California Supreme Court Watch

Jul 22, 2020
Geiser v. Kuhns, S262032.

#20-188 Geiser v. Kuhns, S262032. (B279738; nonpublished opinion; Los Angeles County Superior Court; BS161018, BS161019, BS161020.) Petition for review after the Court of Appeal affirmed an order awarding attorney fees in a civil action. The court limited review to the following issue: How should it be determined what public issue or issue of public interest is implicated by speech within the meaning of the anti-SLAPP statute (Code of Civ. Proc., § 425.16, subd. (e)(4)) and the first step of the two-part test articulated in Inc. v. DoubleVerify Inc. (2019) 7 Cal.5th 133, 149-150, and should deference be granted to a defendant’s framing of the public interest issue at this step?

Review granted: 7/22/2020

Case fully briefed: 2/16/2021

Cause argued and submitted: 6/8/2022

Opinion filed: Judgment reversed: 8/29/2022

See the California Court of Appeal Opinion.

See the Petition for Review.

See the Oral Argument.

In the news:  S.C. Clarifies Procedure in Gauging If Speech Is Protected, Metropolitan News-Enterprise (Aug. 30, 2022).

See the California Supreme Court Opinion.  (Geiser v. Kuhns et al. (2022) 13 Cal.5th 1238.)

“The case before us features a sidewalk picket purporting to protest a real estate company’s business practices after the company evicted two long-term residents from their home. The Court of Appeal held the activity at issue to be beyond the scope of anti-SLAPP protection, concluding that the picket did not implicate a public issue and concerned only a private dispute between the company and the residents it had evicted. We granted review to clarify the proper application of [ Inc v. DoubleVerify Inc. (2019) 7 Cal.5th 133]’s two-part test. Applying both steps of the FilmOn analysis, we hold that the sidewalk protest constitutes protected activity within the meaning of section 425.16(e)(4). We remand for further proceedings consistent with this opinion.”

“In order to determine the scope of section 425.16(e)(4)’s protection [under FilmOn‘s two-part test], we first ‘ask what “public issue or [] issue of public interest”‘ is implicated by the challenged activity. (FilmOn, supra, 7 Cal.5th at p. 149.) Second, we look to the ‘functional relationship’ between the challenged activity and the ‘public conversation’ about that issue, and ask whether the activity ‘”contribute[s]”‘ to public discussion of the issue. (Id. at pp. 149–150.) We explained that it is FilmOn’s second step, not its first, that usually plays the more prominent role in screening anti-SLAPP motions because caselaw ‘demonstrate[s] that virtually always, defendants succeed in drawing a line — however tenuous — connecting their speech to an abstract issue of public interest.’ (Id. at p. 150.)”

“The Court of Appeal, applying FilmOn, emphasized that ‘[t]he only evidence of the specific content of the speeches during the demonstration at plaintiff’s residence was that the demonstrators demanded plaintiff personally come out of his home.’ We find unpersuasive this narrow parsing of the record because it ignores inferences that can reasonably be drawn from the events described in defendants’ declarations.”

“We now make explicit the standard that is implicit in the analysis above: FilmOn’s first step is satisfied so long as the challenged speech or conduct, considered in light of its context, may reasonably be understood to implicate a public issue, even if it also implicates a private dispute.

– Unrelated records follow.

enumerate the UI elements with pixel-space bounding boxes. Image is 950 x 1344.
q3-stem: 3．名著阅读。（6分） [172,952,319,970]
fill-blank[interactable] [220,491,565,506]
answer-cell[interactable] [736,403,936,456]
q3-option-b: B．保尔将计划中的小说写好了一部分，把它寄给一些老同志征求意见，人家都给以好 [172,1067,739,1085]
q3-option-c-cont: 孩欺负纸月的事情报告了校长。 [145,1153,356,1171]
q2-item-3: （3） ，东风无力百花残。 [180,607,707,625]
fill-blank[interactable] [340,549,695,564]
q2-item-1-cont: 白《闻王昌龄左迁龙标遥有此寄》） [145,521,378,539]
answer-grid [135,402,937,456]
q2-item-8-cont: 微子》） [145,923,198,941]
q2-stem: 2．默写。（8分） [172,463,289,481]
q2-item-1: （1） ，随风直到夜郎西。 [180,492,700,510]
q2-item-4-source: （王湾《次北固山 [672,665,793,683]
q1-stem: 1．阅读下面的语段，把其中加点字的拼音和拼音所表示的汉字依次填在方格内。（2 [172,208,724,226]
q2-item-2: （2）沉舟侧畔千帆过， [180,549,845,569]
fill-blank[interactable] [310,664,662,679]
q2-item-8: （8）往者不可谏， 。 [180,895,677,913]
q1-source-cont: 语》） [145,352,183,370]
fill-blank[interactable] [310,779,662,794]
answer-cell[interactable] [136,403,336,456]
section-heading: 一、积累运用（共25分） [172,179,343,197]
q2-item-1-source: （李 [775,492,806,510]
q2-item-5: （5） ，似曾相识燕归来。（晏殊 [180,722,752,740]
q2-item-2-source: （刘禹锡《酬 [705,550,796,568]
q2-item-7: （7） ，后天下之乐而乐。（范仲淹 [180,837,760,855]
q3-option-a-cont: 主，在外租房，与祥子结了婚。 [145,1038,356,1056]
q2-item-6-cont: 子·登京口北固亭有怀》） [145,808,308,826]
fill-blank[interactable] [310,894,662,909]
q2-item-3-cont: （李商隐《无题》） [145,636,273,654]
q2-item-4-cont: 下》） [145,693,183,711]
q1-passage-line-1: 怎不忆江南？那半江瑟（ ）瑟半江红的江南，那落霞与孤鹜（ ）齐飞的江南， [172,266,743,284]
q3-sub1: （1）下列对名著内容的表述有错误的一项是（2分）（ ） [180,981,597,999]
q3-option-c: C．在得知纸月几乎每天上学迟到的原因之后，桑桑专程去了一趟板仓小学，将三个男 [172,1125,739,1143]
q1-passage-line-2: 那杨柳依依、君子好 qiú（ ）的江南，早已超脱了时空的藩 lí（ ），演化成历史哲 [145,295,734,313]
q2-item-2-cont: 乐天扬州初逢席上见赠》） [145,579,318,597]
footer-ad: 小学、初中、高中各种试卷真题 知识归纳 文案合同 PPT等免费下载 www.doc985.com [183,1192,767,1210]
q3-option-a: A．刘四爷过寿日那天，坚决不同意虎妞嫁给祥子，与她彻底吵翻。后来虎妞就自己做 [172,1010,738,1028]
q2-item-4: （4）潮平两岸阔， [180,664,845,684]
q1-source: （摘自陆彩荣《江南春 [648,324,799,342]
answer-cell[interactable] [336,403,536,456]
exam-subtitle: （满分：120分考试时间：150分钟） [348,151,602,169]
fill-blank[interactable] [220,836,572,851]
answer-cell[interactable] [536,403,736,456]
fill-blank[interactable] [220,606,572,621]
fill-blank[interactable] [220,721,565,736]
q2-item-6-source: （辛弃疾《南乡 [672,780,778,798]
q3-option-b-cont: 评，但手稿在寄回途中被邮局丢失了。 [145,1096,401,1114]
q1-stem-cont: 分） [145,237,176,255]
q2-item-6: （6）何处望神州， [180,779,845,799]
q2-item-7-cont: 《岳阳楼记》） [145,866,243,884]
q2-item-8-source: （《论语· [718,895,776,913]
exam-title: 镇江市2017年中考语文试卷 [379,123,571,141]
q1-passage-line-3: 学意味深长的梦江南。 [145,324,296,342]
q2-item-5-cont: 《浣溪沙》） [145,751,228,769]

Only when an expressive activity, viewed in context, cannot reasonably be understood as implicating a public issue does an anti-SLAPP motion fail at FilmOn’s first step.”

“‘Speech is often provocative and challenging.’ (Terminiello v. City of Chicago (1949) 337 U.S. 1, 4.) But our legal tradition recognizes the importance of speech and other expressive activity even when — perhaps especially when — it is uncomfortable or inconvenient. The Legislature enacted the anti-SLAPP statute to safeguard that tradition against those who would use the judicial process to chill speech they oppose. [¶] Here, the Court of Appeal erred in holding that the demonstration outside Geiser’s home did not constitute speech in connection with a public issue under the anti-SLAPP statute’s catchall provision. We reverse the judgment of the Court of Appeal and remand this matter to that court for further proceedings consistent with this opinion.”

Justice Liu authored the opinion of the Court, in which Chief Justice Cantil-Sakauye and Justices Corrigan, Kruger, Groban, Jenkins, and Guerrero concurred.